Back in the day when web connections were slow and web developers were desperate to produce cool graphics and quick load times, a technique of slicing images was developed with the theory that smaller images take less time to load. That was a bit misleading. Small images took the same time to load, but the trick fooled the eye into believing it worked faster by loading small areas all over the page at once. In reality, each small image represents a separate HTTP request and lots of those on a page considerably slows load time. CSS sprites offer a way of dealing with rollover image effects without using javascript or multiple replacement images.

How CSS Sprites work

CSS sprites rely on absolute positioning to locate parts of a large image to display when called. The image loads only once, reducing the HTTP requests from multiple to one. For example, a menu with six tabs and separate rollover images for up, over, and down states representing 18 images and 18 separate HTTP requests. The drawback is that you have to do a lot of math in order to define the location of each image on the page. Luckily, there are programs that will do it for you.

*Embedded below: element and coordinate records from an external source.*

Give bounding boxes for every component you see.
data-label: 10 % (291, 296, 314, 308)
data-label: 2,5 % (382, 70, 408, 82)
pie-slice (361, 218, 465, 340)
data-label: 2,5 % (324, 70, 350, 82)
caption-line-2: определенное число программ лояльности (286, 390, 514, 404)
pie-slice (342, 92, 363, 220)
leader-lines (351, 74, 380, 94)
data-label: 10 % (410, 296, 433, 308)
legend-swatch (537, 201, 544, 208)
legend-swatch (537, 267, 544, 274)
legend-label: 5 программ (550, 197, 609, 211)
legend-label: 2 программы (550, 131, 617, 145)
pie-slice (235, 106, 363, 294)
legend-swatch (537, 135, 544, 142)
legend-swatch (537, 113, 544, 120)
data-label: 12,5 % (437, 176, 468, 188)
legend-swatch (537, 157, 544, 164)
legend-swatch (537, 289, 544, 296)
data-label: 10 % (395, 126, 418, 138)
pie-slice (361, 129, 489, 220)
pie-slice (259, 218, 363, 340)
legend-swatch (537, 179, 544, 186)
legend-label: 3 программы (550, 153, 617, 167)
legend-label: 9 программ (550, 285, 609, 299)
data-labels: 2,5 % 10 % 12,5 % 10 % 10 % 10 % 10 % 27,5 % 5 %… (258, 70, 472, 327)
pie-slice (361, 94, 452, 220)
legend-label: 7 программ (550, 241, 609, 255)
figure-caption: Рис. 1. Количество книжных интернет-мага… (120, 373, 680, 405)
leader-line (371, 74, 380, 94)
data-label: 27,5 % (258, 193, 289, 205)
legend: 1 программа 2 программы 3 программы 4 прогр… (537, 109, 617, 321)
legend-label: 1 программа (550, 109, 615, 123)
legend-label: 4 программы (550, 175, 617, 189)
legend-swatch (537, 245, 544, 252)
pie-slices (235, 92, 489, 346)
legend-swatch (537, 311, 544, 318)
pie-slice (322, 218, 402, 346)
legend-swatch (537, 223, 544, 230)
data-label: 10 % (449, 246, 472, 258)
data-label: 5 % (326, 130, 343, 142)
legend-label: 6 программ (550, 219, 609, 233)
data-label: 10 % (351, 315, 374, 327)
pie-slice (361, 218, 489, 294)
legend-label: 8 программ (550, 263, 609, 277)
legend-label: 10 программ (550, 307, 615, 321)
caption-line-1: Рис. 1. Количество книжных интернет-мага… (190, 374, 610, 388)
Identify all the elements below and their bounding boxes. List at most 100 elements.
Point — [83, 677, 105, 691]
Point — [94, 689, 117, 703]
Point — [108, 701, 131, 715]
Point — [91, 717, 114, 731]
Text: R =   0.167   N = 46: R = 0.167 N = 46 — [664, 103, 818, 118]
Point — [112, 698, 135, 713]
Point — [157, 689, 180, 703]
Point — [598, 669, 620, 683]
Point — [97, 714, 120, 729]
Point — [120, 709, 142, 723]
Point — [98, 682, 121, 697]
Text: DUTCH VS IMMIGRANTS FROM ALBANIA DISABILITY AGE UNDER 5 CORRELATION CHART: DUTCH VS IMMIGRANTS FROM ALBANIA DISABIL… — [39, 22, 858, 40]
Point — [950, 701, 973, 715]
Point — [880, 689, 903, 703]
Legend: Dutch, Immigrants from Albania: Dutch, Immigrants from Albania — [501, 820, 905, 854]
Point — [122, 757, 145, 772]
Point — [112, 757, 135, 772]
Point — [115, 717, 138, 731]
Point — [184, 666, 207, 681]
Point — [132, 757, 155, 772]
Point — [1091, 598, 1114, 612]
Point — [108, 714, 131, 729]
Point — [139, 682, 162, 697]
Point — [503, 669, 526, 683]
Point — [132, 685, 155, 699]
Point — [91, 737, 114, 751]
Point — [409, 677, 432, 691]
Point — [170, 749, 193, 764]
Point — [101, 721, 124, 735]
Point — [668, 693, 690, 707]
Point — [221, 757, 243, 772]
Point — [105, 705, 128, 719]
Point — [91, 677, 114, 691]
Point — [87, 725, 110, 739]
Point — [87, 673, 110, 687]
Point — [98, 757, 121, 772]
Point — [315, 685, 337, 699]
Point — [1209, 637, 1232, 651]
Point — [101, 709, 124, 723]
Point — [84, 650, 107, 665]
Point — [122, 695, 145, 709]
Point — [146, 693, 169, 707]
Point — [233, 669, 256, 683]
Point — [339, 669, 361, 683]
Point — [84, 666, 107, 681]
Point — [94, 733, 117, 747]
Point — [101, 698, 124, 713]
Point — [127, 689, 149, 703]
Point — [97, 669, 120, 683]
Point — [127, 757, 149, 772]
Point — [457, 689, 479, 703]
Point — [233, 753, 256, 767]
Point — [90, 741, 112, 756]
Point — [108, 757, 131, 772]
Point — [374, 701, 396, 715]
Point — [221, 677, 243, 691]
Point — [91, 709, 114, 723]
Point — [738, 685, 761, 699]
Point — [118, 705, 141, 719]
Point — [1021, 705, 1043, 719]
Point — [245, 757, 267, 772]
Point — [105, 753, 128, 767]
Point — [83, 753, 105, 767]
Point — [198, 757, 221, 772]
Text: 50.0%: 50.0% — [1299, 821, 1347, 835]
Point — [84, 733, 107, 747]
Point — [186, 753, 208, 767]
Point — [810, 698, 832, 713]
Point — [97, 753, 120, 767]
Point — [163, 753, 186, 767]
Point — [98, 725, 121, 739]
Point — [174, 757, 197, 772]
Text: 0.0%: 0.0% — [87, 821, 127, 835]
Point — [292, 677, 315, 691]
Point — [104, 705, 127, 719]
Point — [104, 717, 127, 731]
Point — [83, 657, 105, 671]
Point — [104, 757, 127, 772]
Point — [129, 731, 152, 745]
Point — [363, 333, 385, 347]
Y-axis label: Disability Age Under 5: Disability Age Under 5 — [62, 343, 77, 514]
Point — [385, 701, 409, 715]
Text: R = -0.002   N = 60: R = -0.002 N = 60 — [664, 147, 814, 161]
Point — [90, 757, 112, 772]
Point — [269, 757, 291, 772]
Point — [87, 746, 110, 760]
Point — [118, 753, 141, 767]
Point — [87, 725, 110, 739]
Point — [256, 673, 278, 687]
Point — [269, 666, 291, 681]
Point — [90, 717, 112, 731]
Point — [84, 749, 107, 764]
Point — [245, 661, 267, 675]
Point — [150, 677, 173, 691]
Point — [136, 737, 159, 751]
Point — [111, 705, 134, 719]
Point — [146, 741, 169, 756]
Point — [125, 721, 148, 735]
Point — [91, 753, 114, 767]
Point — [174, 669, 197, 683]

SpriteMe is a free bookmarklet that you can use with any web page. Add it to your bookmarks toolbar, load the page you want to create a CSS sprite and click the link. The program will generate an overlay on the right side of the page listing all of your images and information. Some images may be left out of the sprite box and there will be an explanation why, but you may disagree and try it anyway by dragging the link into the sprite box. Then you just click “make sprite” and the program returns a PNG image with your combined images and the css for your page. The most efficient way to use SpriteMe is probably to build your website as you normally would and then run SpriteMe for each page and let it do the heavy lifting for you.